Il settore agroalimentare italiano affronta sfide critiche per costi energetici e difficoltà logistiche, con l’Assitol che chiede misure urgenti a sostegno delle aziende.

Il settore agroalimentare italiano si trova ad affrontare una situazione critica, caratterizzata da un aumento vertiginoso dei costi energetici e da difficoltà logistiche. A meno di un mese dall’inizio delle tensioni in Iran, l’Associazione Italiana dell’Industria Olearia, nota come Assitol, ha espresso preoccupazioni significative riguardo agli effetti che la guerra in Medio Oriente potrebbe avere sulle aziende associate.
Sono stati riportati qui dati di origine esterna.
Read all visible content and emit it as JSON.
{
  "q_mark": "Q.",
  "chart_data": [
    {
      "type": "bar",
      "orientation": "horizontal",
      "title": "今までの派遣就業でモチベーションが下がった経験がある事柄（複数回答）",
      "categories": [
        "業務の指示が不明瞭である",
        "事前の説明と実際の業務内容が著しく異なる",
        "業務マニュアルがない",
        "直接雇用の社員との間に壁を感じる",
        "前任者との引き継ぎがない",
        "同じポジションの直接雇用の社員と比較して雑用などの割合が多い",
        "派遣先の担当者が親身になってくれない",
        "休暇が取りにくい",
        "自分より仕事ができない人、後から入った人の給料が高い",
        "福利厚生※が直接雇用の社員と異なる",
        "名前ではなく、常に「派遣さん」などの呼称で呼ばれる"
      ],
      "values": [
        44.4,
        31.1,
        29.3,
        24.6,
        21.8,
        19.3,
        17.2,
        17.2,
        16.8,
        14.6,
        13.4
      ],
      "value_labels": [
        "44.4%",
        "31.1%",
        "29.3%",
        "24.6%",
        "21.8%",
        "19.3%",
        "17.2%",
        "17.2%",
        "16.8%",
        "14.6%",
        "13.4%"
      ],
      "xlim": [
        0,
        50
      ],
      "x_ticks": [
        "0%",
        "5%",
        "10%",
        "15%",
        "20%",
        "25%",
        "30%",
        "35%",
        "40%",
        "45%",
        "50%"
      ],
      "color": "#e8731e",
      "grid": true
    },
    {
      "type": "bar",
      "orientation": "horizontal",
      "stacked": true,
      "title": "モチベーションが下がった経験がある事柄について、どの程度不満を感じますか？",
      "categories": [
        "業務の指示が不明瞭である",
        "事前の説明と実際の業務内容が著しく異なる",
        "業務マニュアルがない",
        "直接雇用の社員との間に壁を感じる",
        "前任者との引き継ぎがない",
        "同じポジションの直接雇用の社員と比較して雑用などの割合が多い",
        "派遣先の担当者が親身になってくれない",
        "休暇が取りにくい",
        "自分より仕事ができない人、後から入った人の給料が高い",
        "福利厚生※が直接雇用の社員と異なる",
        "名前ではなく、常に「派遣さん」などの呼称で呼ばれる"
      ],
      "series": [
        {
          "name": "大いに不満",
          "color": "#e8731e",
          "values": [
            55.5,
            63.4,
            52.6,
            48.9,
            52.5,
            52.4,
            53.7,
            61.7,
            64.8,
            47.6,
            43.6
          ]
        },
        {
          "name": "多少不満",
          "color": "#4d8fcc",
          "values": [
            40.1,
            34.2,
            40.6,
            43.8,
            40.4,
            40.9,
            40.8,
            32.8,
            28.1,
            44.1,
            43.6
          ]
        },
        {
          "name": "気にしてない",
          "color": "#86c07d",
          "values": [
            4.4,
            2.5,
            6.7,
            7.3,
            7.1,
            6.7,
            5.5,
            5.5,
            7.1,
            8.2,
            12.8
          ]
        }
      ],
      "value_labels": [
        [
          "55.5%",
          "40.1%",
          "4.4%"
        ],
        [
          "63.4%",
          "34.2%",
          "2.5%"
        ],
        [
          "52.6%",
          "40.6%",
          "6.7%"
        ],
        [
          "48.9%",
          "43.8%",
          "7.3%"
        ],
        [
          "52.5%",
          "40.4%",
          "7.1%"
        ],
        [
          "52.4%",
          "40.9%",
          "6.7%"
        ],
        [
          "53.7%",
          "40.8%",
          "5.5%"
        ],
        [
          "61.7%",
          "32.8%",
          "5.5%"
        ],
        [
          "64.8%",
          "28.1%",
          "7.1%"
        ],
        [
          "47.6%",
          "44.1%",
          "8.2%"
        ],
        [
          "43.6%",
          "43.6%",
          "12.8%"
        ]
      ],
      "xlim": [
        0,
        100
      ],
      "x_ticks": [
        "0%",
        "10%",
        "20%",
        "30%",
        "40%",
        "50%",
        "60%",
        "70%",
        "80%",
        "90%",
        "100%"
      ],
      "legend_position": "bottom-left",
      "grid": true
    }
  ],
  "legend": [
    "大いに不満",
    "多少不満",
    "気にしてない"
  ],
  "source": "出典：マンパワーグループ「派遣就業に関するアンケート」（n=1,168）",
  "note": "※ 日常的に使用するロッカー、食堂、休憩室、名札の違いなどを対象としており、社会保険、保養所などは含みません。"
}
Queste ultime, già messe a dura prova negli anni recenti a causa della pandemia di Covid-19 e del conflitto in Ucraina, si apprestano a fronteggiare ulteriori sfide.

Assitol e il suo ruolo nel settore

Assitol rappresenta una vasta gamma di imprese operanti in diversi settori dell’industria alimentare, che spaziano dagli oli d’oliva agli oli da semi, dai condimenti spalmabili al lievito per zuccheri, fino agli ingredienti per pane, pizza e pasticceria, senza dimenticare le farine gluten-free, il biodiesel e le agroenergie. Questo ampio spettro di attività consente all’Associazione di avere un “osservatorio della crisi” privilegiato. Andrea Carrassi, Direttore generale di Assitol, ha sottolineato l’importanza dell’impegno del Governo per il taglio delle accise e la riduzione degli oneri ambientali. Tuttavia, ha avvertito che il prolungato blocco dello Stretto di Hormutz avrà ripercussioni significative non solo sul mercato del gas e del petrolio, ma anche sulla stabilità della produzione industriale. Carrassi ha messo in evidenza come la sicurezza degli approvvigionamenti sia ora a rischio, un problema che il settore agroalimentare ha già affrontato in passato a causa della pandemia.

Aumento dei costi e risposta del settore

A questa situazione si aggiunge l’aumento delle spese di trasporto a causa dell’impennata dei prezzi dei carburanti. Assitol ha fatto notare che l’impatto di queste difficoltà è già visibile nei prezzi al consumo, con un incremento nei costi del carrello della spesa. Per affrontare questa emergenza, l’Associazione ha esortato il mondo agroalimentare a unirsi e a supportare le azioni delle istituzioni. Carrassi ha dichiarato la disponibilità di Assitol a collaborare con il Governo per identificare misure specifiche a sostegno delle aziende manifatturiere, come l’introduzione di un credito d’imposta commisurato alle maggiori spese energetiche affrontate in questo periodo di crisi.

Necessità di una risposta coordinata

La situazione attuale richiede un’attenzione particolare e una risposta coordinata per garantire la resilienza del settore agroalimentare italiano, già provato dalle sfide degli ultimi anni.